Other segment include a increased government spending on railways and roads as well as increased access for rural broadband. The two pieces of the pie that will catch the eye of those in the overhead distribution industry are the modernization of the power grid and to a lesser extend increased electric vehicle charging stations.


According to the fact sheet, Biden’s “plan will create a more resilient grid and create good jobs, with a choice to join a union, on the path to achieving 100 percent carbon-free electricity by 2035.”


What is this new Grid Deployment Authority?


One of the new government programs proposed to be created is a new Grid Deployment Authority at the Department of Energy.


Advocates for the grid modernization argue those efforts would create good-paying jobs for union laborers, line workers, and electricians, in addition to creating demand for American-made building materials and parts.

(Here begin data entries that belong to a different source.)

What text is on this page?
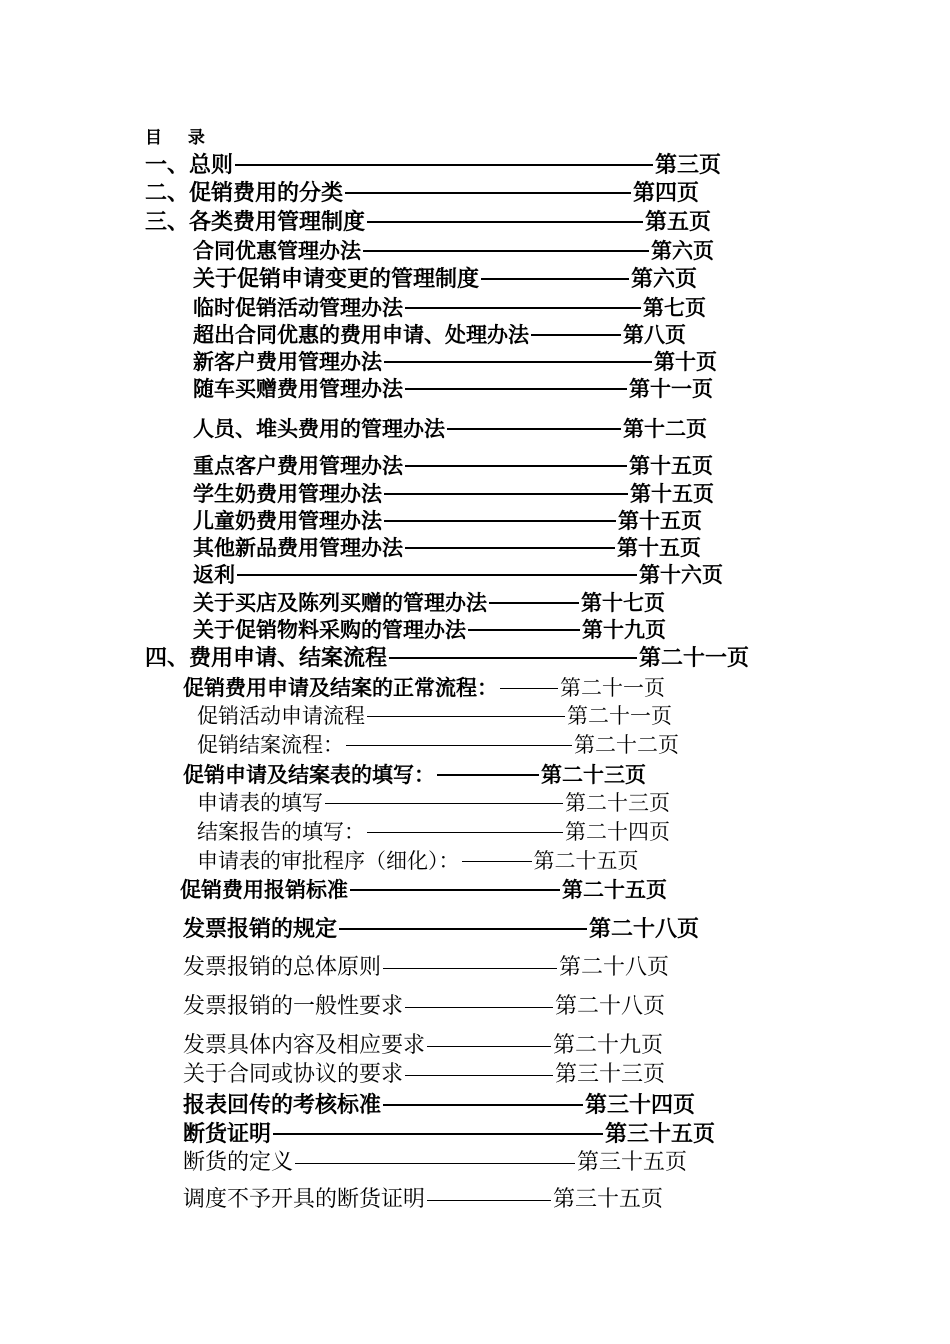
目 录
一、总则	第三页
二、促销费用的分类	第四页
三、各类费用管理制度	第五页
合同优惠管理办法	第六页
关于促销申请变更的管理制度	第六页
临时促销活动管理办法	第七页
超出合同优惠的费用申请、处理办法	第八页
新客户费用管理办法	第十页
随车买赠费用管理办法	第十一页
人员、堆头费用的管理办法	第十二页
重点客户费用管理办法	第十五页
学生奶费用管理办法	第十五页
儿童奶费用管理办法	第十五页
其他新品费用管理办法	第十五页
返利	第十六页
关于买店及陈列买赠的管理办法	第十七页
关于促销物料采购的管理办法	第十九页
四、费用申请、结案流程	第二十一页
促销费用申请及结案的正常流程：	第二十一页
促销活动申请流程	第二十一页
促销结案流程：	第二十二页
促销申请及结案表的填写：	第二十三页
申请表的填写	第二十三页
结案报告的填写：	第二十四页
申请表的审批程序（细化）：	第二十五页
促销费用报销标准	第二十五页
发票报销的规定	第二十八页
发票报销的总体原则	第二十八页
发票报销的一般性要求	第二十八页
发票具体内容及相应要求	第二十九页
关于合同或协议的要求	第三十三页
报表回传的考核标准	第三十四页
断货证明	第三十五页
断货的定义	第三十五页
调度不予开具的断货证明	第三十五页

While opponents state it will weaken the momentum that the private sector currently has in executing on large scale transmissions projects, particularly those in the Southeast.

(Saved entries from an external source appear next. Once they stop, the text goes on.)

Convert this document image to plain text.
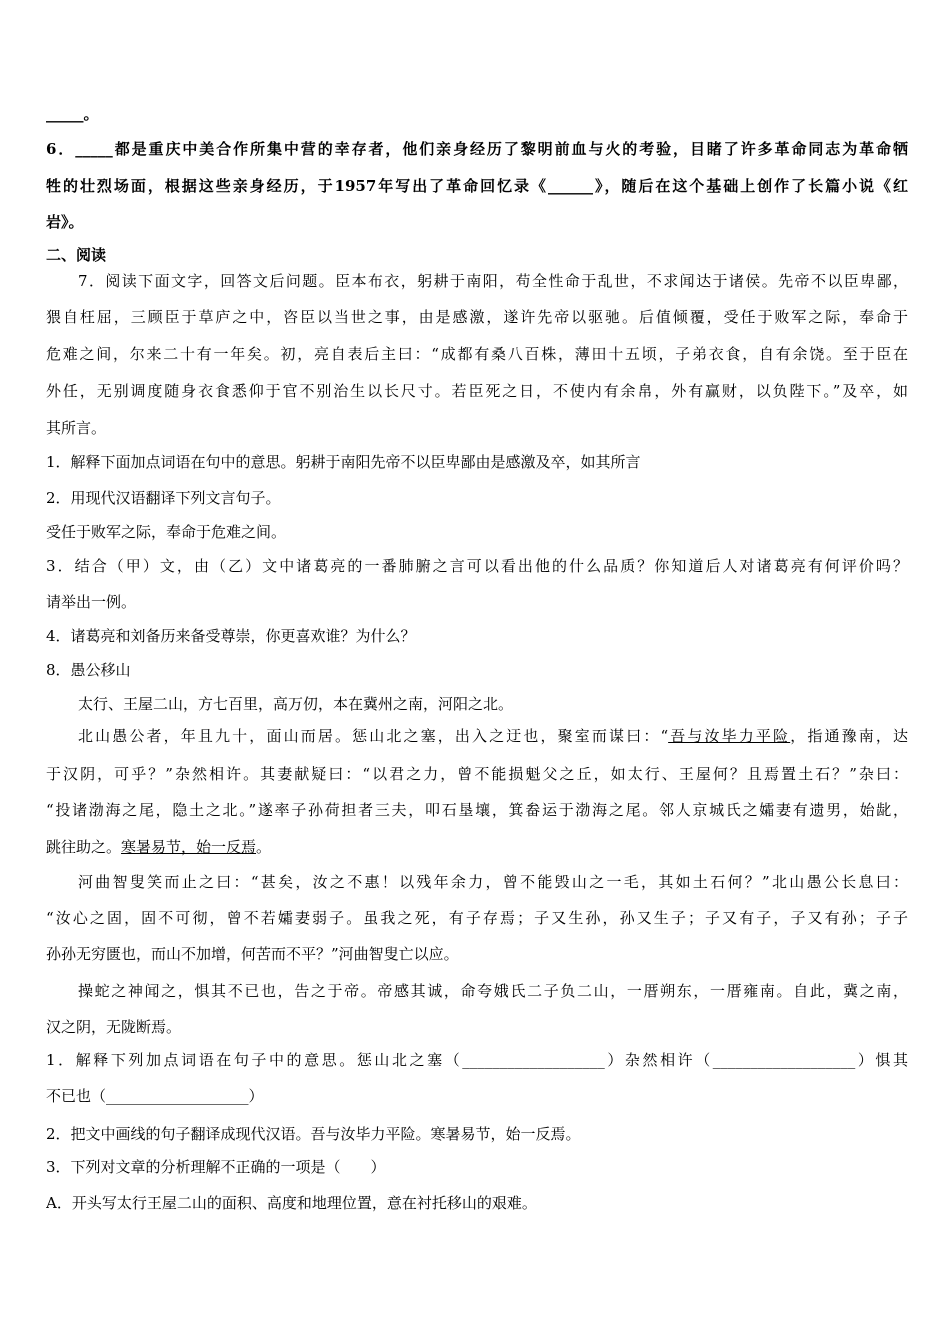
_____。
6．_____都是重庆中美合作所集中营的幸存者，他们亲身经历了黎明前血与火的考验，目睹了许多革命同志为革命牺
牲的壮烈场面，根据这些亲身经历，于1957年写出了革命回忆录《______》，随后在这个基础上创作了长篇小说《红
岩》。
二、阅读
7．阅读下面文字，回答文后问题。臣本布衣，躬耕于南阳，苟全性命于乱世，不求闻达于诸侯。先帝不以臣卑鄙，
猥自枉屈，三顾臣于草庐之中，咨臣以当世之事，由是感激，遂许先帝以驱驰。后值倾覆，受任于败军之际，奉命于
危难之间，尔来二十有一年矣。初，亮自表后主曰：“成都有桑八百株，薄田十五顷，子弟衣食，自有余饶。至于臣在
外任，无别调度随身衣食悉仰于官不别治生以长尺寸。若臣死之日，不使内有余帛，外有赢财，以负陛下。”及卒，如
其所言。
1．解释下面加点词语在句中的意思。躬耕于南阳先帝不以臣卑鄙由是感激及卒，如其所言
2．用现代汉语翻译下列文言句子。
受任于败军之际，奉命于危难之间。
3．结合（甲）文，由（乙）文中诸葛亮的一番肺腑之言可以看出他的什么品质？你知道后人对诸葛亮有何评价吗？
请举出一例。
4．诸葛亮和刘备历来备受尊崇，你更喜欢谁？为什么？
8．愚公移山
太行、王屋二山，方七百里，高万仞，本在冀州之南，河阳之北。
北山愚公者，年且九十，面山而居。惩山北之塞，出入之迂也，聚室而谋曰：“吾与汝毕力平险，指通豫南，达
于汉阴，可乎？”杂然相许。其妻献疑曰：“以君之力，曾不能损魁父之丘，如太行、王屋何？且焉置土石？”杂曰：
“投诸渤海之尾，隐土之北。”遂率子孙荷担者三夫，叩石垦壤，箕畚运于渤海之尾。邻人京城氏之孀妻有遗男，始龀，
跳往助之。寒暑易节，始一反焉。
河曲智叟笑而止之曰：“甚矣，汝之不惠！以残年余力，曾不能毁山之一毛，其如土石何？”北山愚公长息曰：
“汝心之固，固不可彻，曾不若孀妻弱子。虽我之死，有子存焉；子又生孙，孙又生子；子又有子，子又有孙；子子
孙孙无穷匮也，而山不加增，何苦而不平？”河曲智叟亡以应。
操蛇之神闻之，惧其不已也，告之于帝。帝感其诚，命夸娥氏二子负二山，一厝朔东，一厝雍南。自此，冀之南，
汉之阴，无陇断焉。
1．解释下列加点词语在句子中的意思。惩山北之塞（___________________）杂然相许（___________________）惧其
不已也（___________________）
2．把文中画线的句子翻译成现代汉语。吾与汝毕力平险。寒暑易节，始一反焉。
3．下列对文章的分析理解不正确的一项是（　　）
A．开头写太行王屋二山的面积、高度和地理位置，意在衬托移山的艰难。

The Grid Deployment Authority would supposedly work to decrease the obstacles to receive the permits for new transmission. There is fair skeptical of a new tax-funded government authority being created to reduce the red-tape of current state and federal authorities in grid management.


Will this create even more demand for line work?


Short answer: Yes.


The package would provide an investment tax credit to encourage at least 20 gigawatts of transmission to support the integration of renewable generation. In many energy companies financial projections this tax credit could reduce the hurdle rate and begin new transmission projects in the coming years.


The plan would likely also increase state and municipal funding for power line repair and maintenance in urban areas.


A Department of Energy study found that power outages cost the U.S. economy up to $70 billion annually. The President’s plan will create a more resilient grid, lower energy bills for middle class Americans, improve air quality and public health outcomes, and create good jobs, with a choice to join a union, on the path to achieving 100 percent carbon-free electricity by 2035.


There is strong concern about the federal governments ability to be able to act at the needed speed to modernize today’s balkanized and antiquated grid infrastructure with an advanced macro grid and reliable clean energy.”


How will this effect my taxes?


The main narrative from the White House regarding the payment plan for this infrastructure plan is an increase in the corporate tax rate to 28%. Most financial analyst assume that in the energy sector (and most corporations broadly) that this would be passed down to the consumers.


With specific regards to this plan, lineman would not see a huge increase in their taxes but would likely see significant increases in their personal expenses paying their electric bill as well as at the grocery story and consumer goods.


An interesting narrative throughout the plan is its consistent message to fair chances to join a union. President Biden is clearly calling on Congress to ensure all workers have a free and fair choice to join a union by passing the Protecting the Right to Organize (PRO) Act, and guarantee union and bargaining rights for public service workers.